Johnson then angled a perfectly pitched teaser across the right hander in the next over, and Vijay’s feet were stuck in mangrove mud. His hands offered a reactive stab at the passing ball and the result was a fine edge snaffled by Haddin. But I digress, Johnson’s first ball to Kohli is my focus.
Kohli ducked into a Johnson thunderbolt, taking the full brutish force in the front of the helmet. The Australian players and the umpire reacted immediately and surrounded Kohli to check his health; more evidence of the impact of recent events. Johnson was visibly shaken, but Kohli was fine and went on to score a brilliant hundred.
The media have made an enormous fuss about this and some commentators, from outside the game, have repeated their ridiculous call to review the bouncer.
But let’s be clear, it was not even a bouncer.

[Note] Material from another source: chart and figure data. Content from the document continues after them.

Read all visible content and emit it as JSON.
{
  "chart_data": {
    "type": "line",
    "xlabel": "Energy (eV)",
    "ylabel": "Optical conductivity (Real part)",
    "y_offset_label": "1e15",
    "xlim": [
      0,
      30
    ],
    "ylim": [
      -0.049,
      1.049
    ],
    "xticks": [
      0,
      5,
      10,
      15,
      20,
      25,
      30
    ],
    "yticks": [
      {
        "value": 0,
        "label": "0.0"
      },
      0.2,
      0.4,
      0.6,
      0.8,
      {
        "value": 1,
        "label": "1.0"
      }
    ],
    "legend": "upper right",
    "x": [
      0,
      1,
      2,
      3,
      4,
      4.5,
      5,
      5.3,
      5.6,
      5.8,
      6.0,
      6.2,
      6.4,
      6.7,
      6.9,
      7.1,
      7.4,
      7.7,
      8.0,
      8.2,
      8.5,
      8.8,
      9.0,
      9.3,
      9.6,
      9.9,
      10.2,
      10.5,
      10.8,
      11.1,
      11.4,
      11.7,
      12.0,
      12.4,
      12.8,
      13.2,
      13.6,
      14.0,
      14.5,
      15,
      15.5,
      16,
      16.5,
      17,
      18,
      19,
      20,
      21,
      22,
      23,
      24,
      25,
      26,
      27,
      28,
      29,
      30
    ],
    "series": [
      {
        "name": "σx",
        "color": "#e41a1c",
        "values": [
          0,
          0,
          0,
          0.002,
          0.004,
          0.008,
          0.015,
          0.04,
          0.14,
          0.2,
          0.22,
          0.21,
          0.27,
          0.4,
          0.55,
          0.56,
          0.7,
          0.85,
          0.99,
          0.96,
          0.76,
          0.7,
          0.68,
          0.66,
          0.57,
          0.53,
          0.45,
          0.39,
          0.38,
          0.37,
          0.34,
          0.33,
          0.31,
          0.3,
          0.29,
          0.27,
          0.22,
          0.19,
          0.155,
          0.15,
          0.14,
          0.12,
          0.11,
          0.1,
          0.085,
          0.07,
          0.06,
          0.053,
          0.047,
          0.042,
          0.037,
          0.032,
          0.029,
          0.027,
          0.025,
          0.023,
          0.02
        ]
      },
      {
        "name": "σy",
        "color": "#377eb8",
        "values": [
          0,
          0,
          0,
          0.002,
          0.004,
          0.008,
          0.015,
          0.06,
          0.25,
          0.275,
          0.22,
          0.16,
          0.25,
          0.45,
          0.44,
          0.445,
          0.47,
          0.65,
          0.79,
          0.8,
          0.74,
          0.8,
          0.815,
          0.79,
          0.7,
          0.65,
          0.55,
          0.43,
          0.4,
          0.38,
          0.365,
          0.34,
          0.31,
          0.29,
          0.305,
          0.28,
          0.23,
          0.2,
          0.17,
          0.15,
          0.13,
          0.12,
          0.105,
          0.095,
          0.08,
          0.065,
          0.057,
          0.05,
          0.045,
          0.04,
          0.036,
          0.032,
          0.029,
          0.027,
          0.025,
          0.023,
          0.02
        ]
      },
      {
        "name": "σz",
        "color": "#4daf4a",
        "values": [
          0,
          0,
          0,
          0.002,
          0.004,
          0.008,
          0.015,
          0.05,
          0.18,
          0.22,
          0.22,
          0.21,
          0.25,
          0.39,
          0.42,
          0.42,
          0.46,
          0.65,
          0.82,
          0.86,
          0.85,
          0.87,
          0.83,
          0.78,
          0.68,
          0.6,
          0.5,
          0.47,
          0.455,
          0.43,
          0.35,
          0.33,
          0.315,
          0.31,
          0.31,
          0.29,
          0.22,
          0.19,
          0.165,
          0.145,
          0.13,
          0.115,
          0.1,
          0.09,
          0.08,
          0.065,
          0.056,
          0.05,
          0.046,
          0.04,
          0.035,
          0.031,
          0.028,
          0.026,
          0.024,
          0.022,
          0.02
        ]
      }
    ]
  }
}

It was a waist height ball and Kohli, for whatever reason (probably poor judgement), ducked headlong into its path. It was reminiscent of a similar incident several years ago at the same venue. Sachin Tendulkar was struck somewhere on the shoulder after ducking into a thigh height Glenn McGrath delivery. He was given out plum LBW.
Day four is about to kick off. India are rattling along at 5/369 only 148 runs behind Australia. It’s a great Test match but the 60 overs lost to rain and poor light – unseasonable for Adelaide in December – may annul a result. Adelaide provides a great pitch to bat on, and Australia’s three centurions – Warner’s fine 145, Clarke’s “courageous” 128 and Smith’s 162 not out – had set Australia up.
The weather pushed Clarke into an overnight declaration and India’s batsmen have responded well. Something magical will be needed to extract a result for either side, almost certainly from one or more of the bowlers. The stage is set for the divisive Nathan Lyon. His dismal performance against Pakistan in the UAE and then a barren run in Shield matches caused myself and others to question the merit of his selection.Two good wickets yesterday act like a dam against a swelling river of public discontent. He needs wickets. He needs to bowl Australia to victory. Surely selection cannot be sustained on the promise of future success or the odd productive day.
Can Lyon do it at Adelaide or will India’s remaining batsmen set a lead and make in-roads into Australia’s inconsistent batting order? Australia are vulnerable given the mental pressure this side has endured since the tragic death of Phil Hughes.